In 2014 it was revealed that, three years earlier, the Beehive had used secret SIS material to smear then Opposition leader Phil Goff through the Whaleoil blog.
The Ardern Government's smearing of Charlotte Bellis, the pregnant New Zealander stuck in Afghanistan after the Government denied her permission to return home to give birth, is in a similar category.
In mitigation, then Covid-19 Response Minister Chris Hipkins at least did his smearing transparently rather than anonymously through social media.
But aggravating his offence is that the Ardern Government knew that what Hipkins was saying about Bellis was not true.
Hipkins has now apologised to Bellis, but only after threats of defamation proceedings.
Making his words even more hollow, the public apology comes five months after Hipkins must have been advised that his smear was untrue and more than three months after he apologised to Bellis privately.
For five months, Hipkins has allowed the public to believe that Bellis had twice been offered government assistance to return home from Afghanistan but had turned it down — implying she was some kind of drama queen making a political point, rather than a mum-to-be wanting to give birth in her hometown of Christchurch rather than Kabul.
For her part, Jacinda Ardern says the main thing is that an apology has now been given.
I believe the sequence of events smells of the public apology being cynically delayed until the Government was required to release official information revealing its lie and after Hipkins had been relieved of his Covid responsibilities in last week's Cabinet reshuffle.
Were Hipkins still Covid-19 Response Minister when it all became public on Wednesday, Ardern would have had to sack him. He still remains Minister of Education, Minister of Police, Leader of the House, fifth-ranked in Cabinet and Minister for the Public Service, making him head of the entire Wellington bureaucracy.
Once, Hipkins remaining in Cabinet at all would have been untenable. But standards have progressively fallen, first under John Key's Government and further under Ardern.
Those who still think ministers should meet previous standards of integrity might celebrate that at least one brave woman has squeezed an apology out of the Beehive.
But the Government this week wouldn't apologise to the hundreds of other pregnant New Zealanders who were blocked from returning home by Hipkins' MIQ lottery and emergency allocation system, which the courts have found operated after September 1, 2021 as a legally unjustified limit on the right of New Zealand citizens to enter their own country. By October, 229 New Zealanders had applied for emergency MIQ allocation to return home pregnant, but only 23 were allowed in.
Advised that the system was of dubious legality, the Government's practice seems to have been to take seriously only those applicants with the means to sue — and even then to wait just before an actual hearing to back down.
The priority was not helping desperate New Zealand citizens return home. It was avoiding embarrassing Ardern and Hipkins by preventing court judgments that might find the system unlawful.
The Government is not appealing these High Court judgments. Yet it has also made clear that it will not be apologising to anyone.

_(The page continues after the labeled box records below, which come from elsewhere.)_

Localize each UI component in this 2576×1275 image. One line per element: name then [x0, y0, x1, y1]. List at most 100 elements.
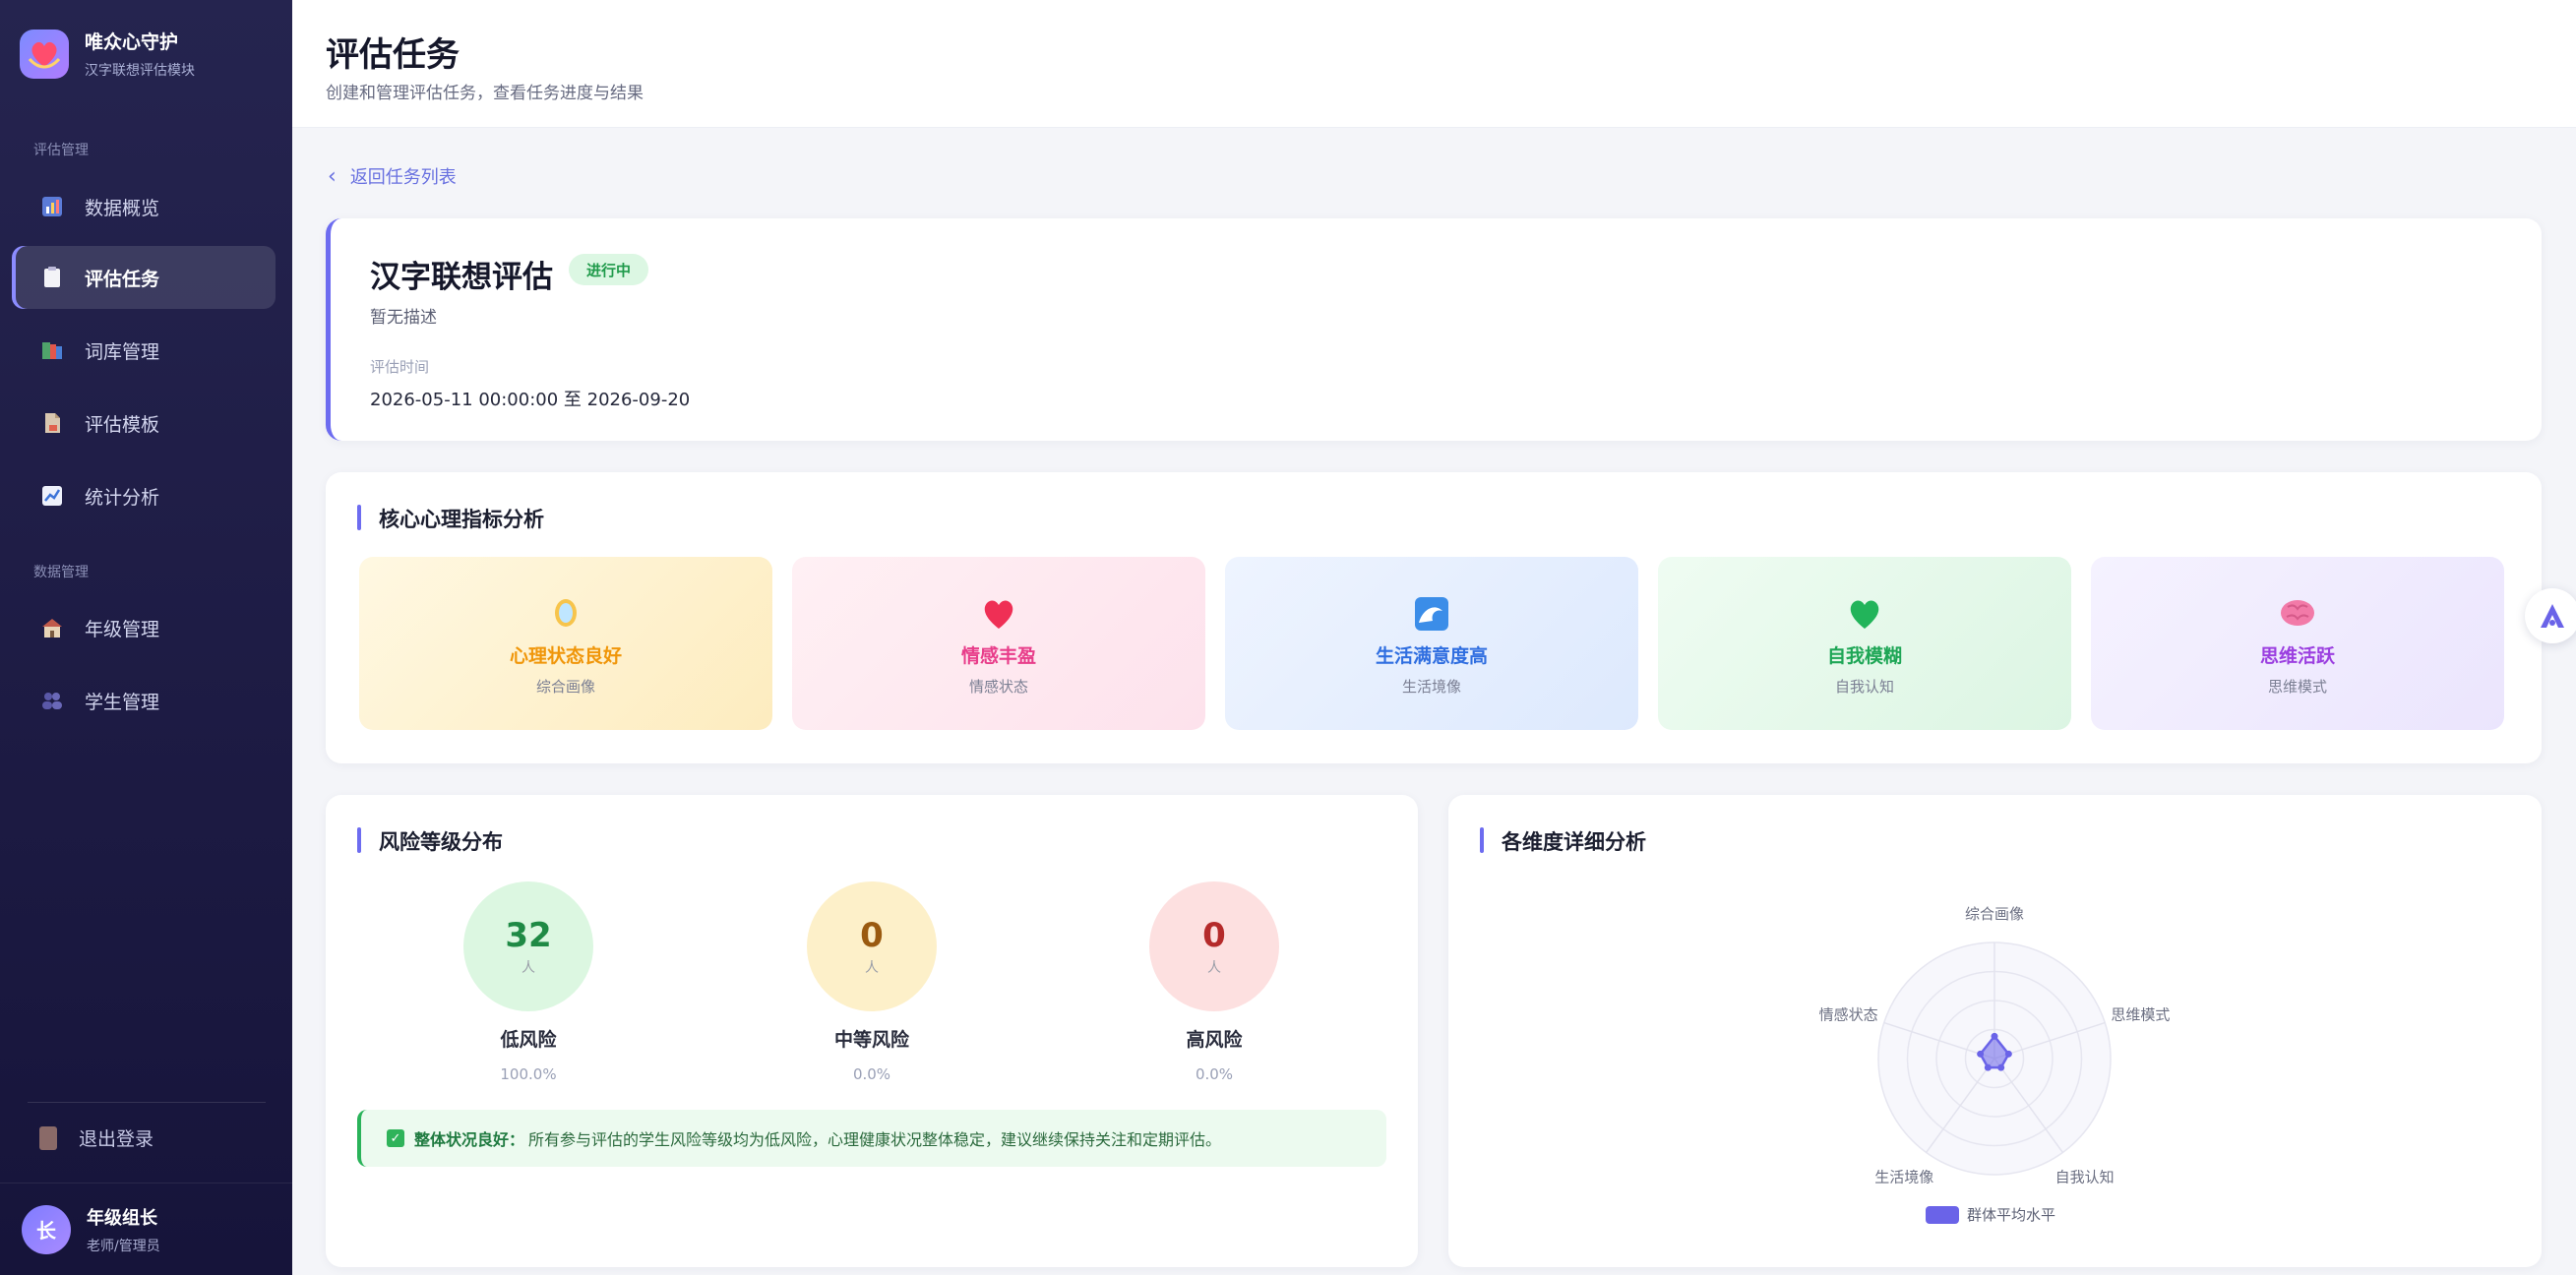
assistant-button[interactable] — [2525, 588, 2576, 643]
radar-axis-label: 生活境像 — [1874, 1169, 1933, 1186]
page-title: 评估任务 — [326, 35, 460, 75]
indicator-name: 生活满意度高 — [1375, 645, 1488, 667]
sidebar-item-tasks[interactable]: 评估任务 — [12, 246, 276, 309]
legend-label: 群体平均水平 — [1967, 1206, 2055, 1224]
task-time-label: 评估时间 — [370, 358, 430, 376]
risk-circle: 0 人 — [807, 881, 937, 1011]
sidebar-item-statistics[interactable]: 统计分析 — [12, 464, 276, 527]
indicator-tile-thinking[interactable]: 思维活跃 思维模式 — [2091, 557, 2504, 730]
task-title: 汉字联想评估 — [370, 260, 553, 295]
radar-axis-label: 综合画像 — [1965, 905, 2024, 923]
risk-percent: 0.0% — [852, 1065, 891, 1083]
sidebar-item-templates[interactable]: 评估模板 — [12, 392, 276, 455]
radar-axis-label: 思维模式 — [2111, 1005, 2170, 1023]
risk-count: 0 — [1202, 916, 1226, 955]
indicator-name: 自我模糊 — [1826, 645, 1902, 667]
radar-data-point — [1997, 1063, 2005, 1071]
indicator-name: 思维活跃 — [2259, 645, 2335, 667]
sidebar-item-students[interactable]: 学生管理 — [12, 669, 276, 732]
assistant-icon — [2541, 604, 2564, 628]
risk-distribution-card: 风险等级分布 32 人 低风险 100.0% 0 人 中等风险 0.0% 0 人… — [326, 795, 1418, 1267]
risk-label: 低风险 — [500, 1029, 557, 1051]
risk-count: 32 — [505, 916, 552, 955]
sidebar-item-label: 年级管理 — [85, 618, 160, 640]
checkbox-icon: ✓ — [387, 1129, 404, 1147]
task-info-card: 汉字联想评估 进行中 暂无描述 评估时间 2026-05-11 00:00:00… — [326, 218, 2542, 441]
risk-circle: 32 人 — [463, 881, 593, 1011]
indicator-tile-mental-state[interactable]: 心理状态良好 综合画像 — [359, 557, 772, 730]
user-profile[interactable]: 长 年级组长 老师/管理员 — [0, 1183, 292, 1275]
avatar: 长 — [22, 1204, 71, 1254]
sidebar-divider — [28, 1102, 266, 1103]
sidebar-item-label: 评估模板 — [85, 413, 160, 436]
radar-data-point — [2004, 1050, 2012, 1058]
sidebar: 唯众心守护 汉字联想评估模块 评估管理 数据概览 评估任务 词库管理 评估模板 … — [0, 0, 292, 1275]
page-header: 评估任务 创建和管理评估任务，查看任务进度与结果 — [292, 0, 2576, 128]
indicator-tile-emotion[interactable]: 情感丰盈 情感状态 — [792, 557, 1205, 730]
logout-button[interactable]: 退出登录 — [39, 1124, 153, 1151]
risk-note-title: 整体状况良好： — [414, 1130, 525, 1149]
nav-section-data: 数据管理 — [33, 565, 89, 580]
risk-section-title: 风险等级分布 — [357, 826, 503, 856]
indicator-name: 情感丰盈 — [960, 645, 1036, 667]
radar-data-point — [1984, 1063, 1992, 1071]
indicator-section-title: 核心心理指标分析 — [357, 504, 544, 533]
brain-icon — [2278, 594, 2317, 634]
brand-logo-icon — [20, 29, 69, 79]
legend-swatch — [1926, 1206, 1959, 1224]
page-subtitle: 创建和管理评估任务，查看任务进度与结果 — [326, 84, 644, 103]
status-badge: 进行中 — [569, 254, 649, 285]
indicator-category: 生活境像 — [1401, 678, 1461, 696]
task-time: 2026-05-11 00:00:00 至 2026-09-20 — [370, 390, 691, 410]
sidebar-item-label: 评估任务 — [85, 268, 160, 290]
sidebar-item-label: 数据概览 — [85, 197, 160, 219]
radar-data-point — [1977, 1050, 1985, 1058]
risk-note-text: 所有参与评估的学生风险等级均为低风险，心理健康状况整体稳定，建议继续保持关注和定… — [528, 1130, 1222, 1149]
nav-section-assessment: 评估管理 — [33, 143, 89, 158]
radar-axis-label: 情感状态 — [1819, 1005, 1878, 1023]
risk-label: 高风险 — [1186, 1029, 1243, 1051]
radar-axis-label: 自我认知 — [2055, 1169, 2115, 1186]
risk-item-medium: 0 人 中等风险 0.0% — [773, 881, 970, 1083]
user-role: 老师/管理员 — [87, 1238, 160, 1254]
books-icon — [39, 337, 65, 363]
sidebar-item-grades[interactable]: 年级管理 — [12, 596, 276, 659]
mirror-icon — [546, 594, 585, 634]
bar-chart-icon — [39, 194, 65, 219]
risk-unit: 人 — [521, 960, 535, 976]
sidebar-item-label: 词库管理 — [85, 340, 160, 363]
indicator-tile-self[interactable]: 自我模糊 自我认知 — [1658, 557, 2071, 730]
risk-label: 中等风险 — [833, 1029, 909, 1051]
indicator-category: 思维模式 — [2267, 678, 2327, 696]
brand-subtitle: 汉字联想评估模块 — [85, 63, 195, 79]
sidebar-item-label: 统计分析 — [85, 486, 160, 509]
indicator-name: 心理状态良好 — [509, 645, 622, 667]
indicator-category: 情感状态 — [968, 678, 1028, 696]
radar-data-point — [1991, 1032, 1998, 1040]
risk-unit: 人 — [865, 960, 879, 976]
back-to-task-list-link[interactable]: ‹ 返回任务列表 — [328, 163, 457, 189]
risk-item-high: 0 人 高风险 0.0% — [1116, 881, 1313, 1083]
indicator-card: 核心心理指标分析 心理状态良好 综合画像 情感丰盈 情感状态 生活满意度高 生活… — [326, 472, 2542, 763]
dimension-analysis-card: 各维度详细分析 综合画像 思维模式 自我认知 生活境像 情感状态 群体平均水平 — [1448, 795, 2542, 1267]
indicator-category: 自我认知 — [1834, 678, 1894, 696]
indicator-tile-life[interactable]: 生活满意度高 生活境像 — [1225, 557, 1638, 730]
school-icon — [39, 615, 65, 640]
line-chart-icon — [39, 483, 65, 509]
indicator-category: 综合画像 — [535, 678, 595, 696]
back-link-label: 返回任务列表 — [349, 167, 457, 188]
document-icon — [39, 410, 65, 436]
risk-count: 0 — [860, 916, 884, 955]
task-description: 暂无描述 — [370, 308, 437, 328]
sidebar-item-overview[interactable]: 数据概览 — [12, 175, 276, 238]
clipboard-icon — [39, 265, 65, 290]
sidebar-item-lexicon[interactable]: 词库管理 — [12, 319, 276, 382]
heart-icon — [979, 594, 1018, 634]
user-name: 年级组长 — [87, 1207, 157, 1229]
radar-chart: 综合画像思维模式自我认知 生活境像 情感状态群体平均水平 — [1819, 905, 2170, 1224]
risk-unit: 人 — [1207, 960, 1221, 976]
risk-percent: 100.0% — [500, 1065, 557, 1083]
wave-icon — [1412, 594, 1451, 634]
green-heart-icon — [1845, 594, 1884, 634]
door-icon — [39, 1125, 57, 1150]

To do so, it fears, would provide grounds for more New Zealanders to ask the courts to examine the way they were treated by Ardern's Government and perhaps seek damages. That would never do, since it could hurt the Prime Minister's global brand, set to be on display at the Nato summit next week in Madrid, EU headquarters in Brussels and at a photo op with embattled British Prime Minister Boris Johnson in London.
Former Labour Prime Minister Helen Clark is among those concerned about Ardern's tilt towards the US and Nato and away from the "independent foreign policy" pursued by Bill English, Key, Clark herself, Jenny Shipley and Jim Bolger for three decades.
God only knows what David Lange would think of Ardern addressing the annual summit of a US-led military alliance based on nuclear deterrence.
On her visit to Brussels and London, the Prime Minister will be accompanied mainly for illustrative purposes by a carefully vetted "business" delegation to present her as pro-business to New Zealand voters worried about economic security.
In truth, real New Zealand businesspeople are gearing up to fight the Government's ongoing attacks on their viability with bans on immigration, constant minimum wage increases and the return of 1970s-style national awards and stagflation.
If more were needed to reveal the Government as a mere focus-group-driven PR charade, five years since the Prime Minister appointed herself Minister for Child Poverty Reduction and declared that her Government would build 100,000 new homes, KidsCan founder Julie Chapman reports that "poverty is the worst it's been for families", mainly because of housing.
The State of Child Health Report from Cure Kids, in partnership with the Paediatric Society, the Royal Australasian College of Physicians and Otago University's Child and Youth Epidemiology Service, found that New Zealand's rates of dental disease, respiratory conditions, skin infections, acute rheumatic fever and rheumatic heart disease are too high relative to other resource-rich countries. For dental disease and respiratory conditions, hospitalisation rates continue to worsen.
According to the Government's Children's Commissioner, Frances Eivers, "on many measures, New Zealand is currently one of the worst places in the developed world to be a child."
There comes a time when governments simply must be thrown out. It's bad enough that the Ardern Government has proven incompetent at delivering any of the things it was elected to do. Its performance over Bellis shows it has now joined some of its most infamous predecessors in the slime.